Radcliffe plays Arthur Kipps, remodelled for the screen. Here he fathers a doting son and, still caught in mourning after the death of his wife, harbours a belief in the supernatural. Threatened with the sack, Kipps must do the lawyer equivalent of cleaning the Gents; leave London, trek to The Remote Rural North and deal with the muddled affairs of Alice Drablow, a mad old lady who lives in the warm and cosy Eel Marsh House at the end of a treacherous causeway. But the locals in nearby village Crythin Gifford don’t want this urbane stranger. They seem caught in a collective torment – there’s a ghost in Drablow’s house, Kipps is told, and every time she is seen, a child dies. And so, while the rest of us would hotfoot it home for a Bornvil, a session with the slanket and maybe a cuddle, Kipps heads straight to the house.

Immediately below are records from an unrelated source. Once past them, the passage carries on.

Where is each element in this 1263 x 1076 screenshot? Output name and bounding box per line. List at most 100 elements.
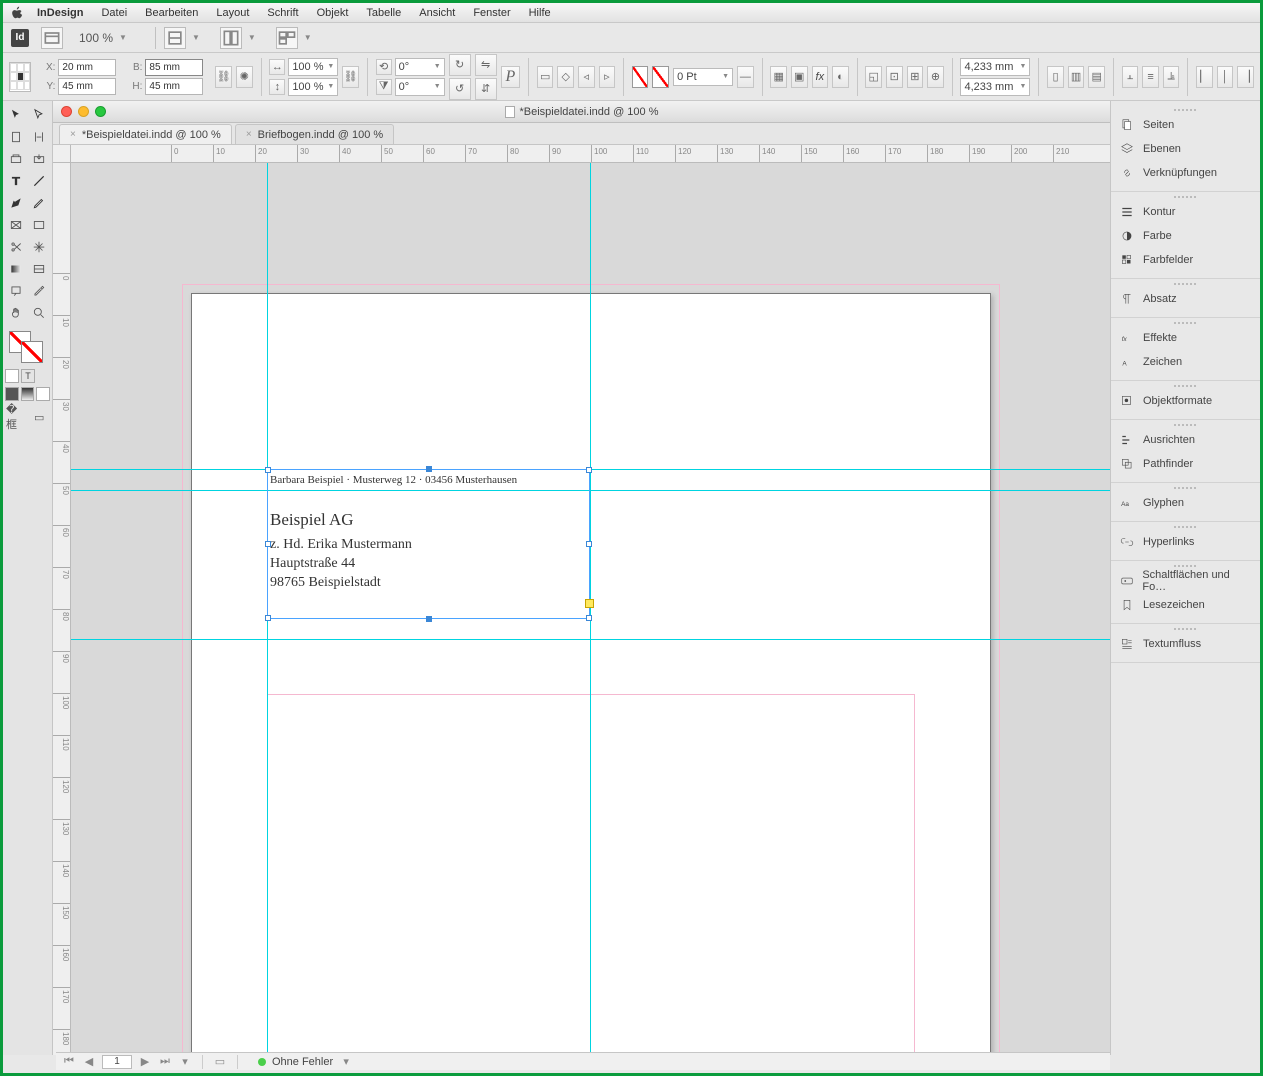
panel-char[interactable]: AZeichen <box>1111 350 1260 374</box>
stroke-weight[interactable]: 0 Pt▼ <box>673 68 733 86</box>
reference-point[interactable] <box>9 62 31 92</box>
menu-layout[interactable]: Layout <box>216 7 249 19</box>
ruler-vertical[interactable]: 0102030405060708090100110120130140150160… <box>53 163 71 1055</box>
menu-fenster[interactable]: Fenster <box>473 7 510 19</box>
screen-mode-icon[interactable] <box>220 27 242 49</box>
handle[interactable] <box>586 541 592 547</box>
bridge-icon[interactable] <box>41 27 63 49</box>
minimize-icon[interactable] <box>78 106 89 117</box>
flip-h-icon[interactable]: ⇋ <box>475 54 497 76</box>
menu-schrift[interactable]: Schrift <box>267 7 298 19</box>
center-icon[interactable]: ⊕ <box>927 66 944 88</box>
align-left-icon[interactable]: ▏ <box>1196 66 1213 88</box>
fit-content-icon[interactable]: ⊡ <box>886 66 903 88</box>
handle[interactable] <box>265 615 271 621</box>
pen-tool[interactable] <box>5 193 27 213</box>
align-right-icon[interactable]: ▕ <box>1237 66 1254 88</box>
menu-bearbeiten[interactable]: Bearbeiten <box>145 7 198 19</box>
flip-v-icon[interactable]: ⇵ <box>475 78 497 100</box>
handle[interactable] <box>586 467 592 473</box>
gap-tool[interactable] <box>29 127 51 147</box>
menu-objekt[interactable]: Objekt <box>317 7 349 19</box>
line-tool[interactable] <box>29 171 51 191</box>
col-1-icon[interactable]: ▯ <box>1047 66 1064 88</box>
canvas[interactable]: Barbara Beispiel · Musterweg 12 · 03456 … <box>71 163 1110 1055</box>
align-center-icon[interactable]: │ <box>1217 66 1234 88</box>
guide[interactable] <box>590 163 591 1055</box>
corner-icon[interactable]: ◱ <box>865 66 882 88</box>
panel-bookmark[interactable]: Lesezeichen <box>1111 593 1260 617</box>
rectangle-tool[interactable] <box>29 215 51 235</box>
hand-tool[interactable] <box>5 303 27 323</box>
rotate[interactable]: 0°▼ <box>395 58 445 76</box>
x-field[interactable] <box>58 59 116 76</box>
scissors-tool[interactable] <box>5 237 27 257</box>
gap-b[interactable]: 4,233 mm▼ <box>960 78 1030 96</box>
fill-swatch[interactable] <box>632 66 649 88</box>
handle[interactable] <box>586 615 592 621</box>
note-tool[interactable] <box>5 281 27 301</box>
dd-icon[interactable]: ▼ <box>304 33 312 42</box>
tab-active[interactable]: ×*Beispieldatei.indd @ 100 % <box>59 124 232 144</box>
next-page-icon[interactable]: ▶ <box>138 1055 152 1069</box>
menu-ansicht[interactable]: Ansicht <box>419 7 455 19</box>
panel-layers[interactable]: Ebenen <box>1111 137 1260 161</box>
close-icon[interactable] <box>61 106 72 117</box>
panel-objstyle[interactable]: Objektformate <box>1111 389 1260 413</box>
y-field[interactable] <box>58 78 116 95</box>
panel-fx[interactable]: fxEffekte <box>1111 326 1260 350</box>
zoom-tool[interactable] <box>29 303 51 323</box>
wrap-none-icon[interactable]: ▦ <box>770 66 787 88</box>
dist-mid-icon[interactable]: ≡ <box>1142 66 1159 88</box>
apply-color-icon[interactable] <box>5 369 19 383</box>
default-color-icon[interactable] <box>5 387 19 401</box>
preflight-menu-icon[interactable]: ▾ <box>339 1055 353 1069</box>
stroke-style-icon[interactable]: — <box>737 66 754 88</box>
handle[interactable] <box>265 541 271 547</box>
gradient-swatch-tool[interactable] <box>5 259 27 279</box>
gap-a[interactable]: 4,233 mm▼ <box>960 58 1030 76</box>
menu-tabelle[interactable]: Tabelle <box>366 7 401 19</box>
dist-bot-icon[interactable]: ⫡ <box>1163 66 1180 88</box>
dd-icon[interactable]: ▼ <box>248 33 256 42</box>
prev-page-icon[interactable]: ◀ <box>82 1055 96 1069</box>
handle[interactable] <box>265 467 271 473</box>
dist-top-icon[interactable]: ⫠ <box>1122 66 1139 88</box>
menu-hilfe[interactable]: Hilfe <box>529 7 551 19</box>
panel-swatches[interactable]: Farbfelder <box>1111 248 1260 272</box>
rotate-ccw-icon[interactable]: ↺ <box>449 78 471 100</box>
view-mode-preview[interactable]: ▭ <box>29 407 51 427</box>
wrap-bbox-icon[interactable]: ▣ <box>791 66 808 88</box>
panel-para[interactable]: Absatz <box>1111 287 1260 311</box>
out-port[interactable] <box>585 599 594 608</box>
scale-x[interactable]: 100 %▼ <box>288 58 338 76</box>
handle[interactable] <box>426 466 432 472</box>
gradient-feather-tool[interactable] <box>29 259 51 279</box>
constrain-icon[interactable]: ⛓ <box>215 66 232 88</box>
col-3-icon[interactable]: ▤ <box>1088 66 1105 88</box>
panel-wrap[interactable]: Textumfluss <box>1111 632 1260 656</box>
arrange-icon[interactable] <box>276 27 298 49</box>
preflight-label[interactable]: Ohne Fehler <box>272 1056 333 1068</box>
zoom-dropdown-icon[interactable]: ▼ <box>119 33 127 42</box>
fit-frame-icon[interactable]: ⊞ <box>907 66 924 88</box>
width-field[interactable] <box>145 59 203 76</box>
zoom-window-icon[interactable] <box>95 106 106 117</box>
last-page-icon[interactable]: ⏭ <box>158 1055 172 1069</box>
none-color-icon[interactable] <box>36 387 50 401</box>
ruler-horizontal[interactable]: 0102030405060708090100110120130140150160… <box>71 145 1110 163</box>
height-field[interactable] <box>145 78 203 95</box>
panel-hyperlink[interactable]: Hyperlinks <box>1111 530 1260 554</box>
pencil-tool[interactable] <box>29 193 51 213</box>
free-transform-tool[interactable] <box>29 237 51 257</box>
shear[interactable]: 0°▼ <box>395 78 445 96</box>
view-options-icon[interactable] <box>164 27 186 49</box>
stroke-swatch[interactable] <box>652 66 669 88</box>
tab-inactive[interactable]: ×Briefbogen.indd @ 100 % <box>235 124 394 144</box>
panel-align[interactable]: Ausrichten <box>1111 428 1260 452</box>
content-placer-tool[interactable] <box>29 149 51 169</box>
panel-pathfinder[interactable]: Pathfinder <box>1111 452 1260 476</box>
page-menu-icon[interactable]: ▾ <box>178 1055 192 1069</box>
type-tool[interactable] <box>5 171 27 191</box>
traffic-lights[interactable] <box>61 106 106 117</box>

And, for all intents and purposes, the story ends there, replaced by an escorted tour around a visiting theme park house of horrors. Radcliffe hears strange noise in far flung wing of the haunted house. He’s scared but brave. He goes to investigate. He opens door slowly, flame held aloft, jaw clenched, eyes wide. He sees the flash of a ravaged child, or the spectral woman of the title staring up at him. Radcliffe turns, still looking scared, and follows through the house. And repeat. For the rest of the film.

Woman in Black is out now in UK cinemas.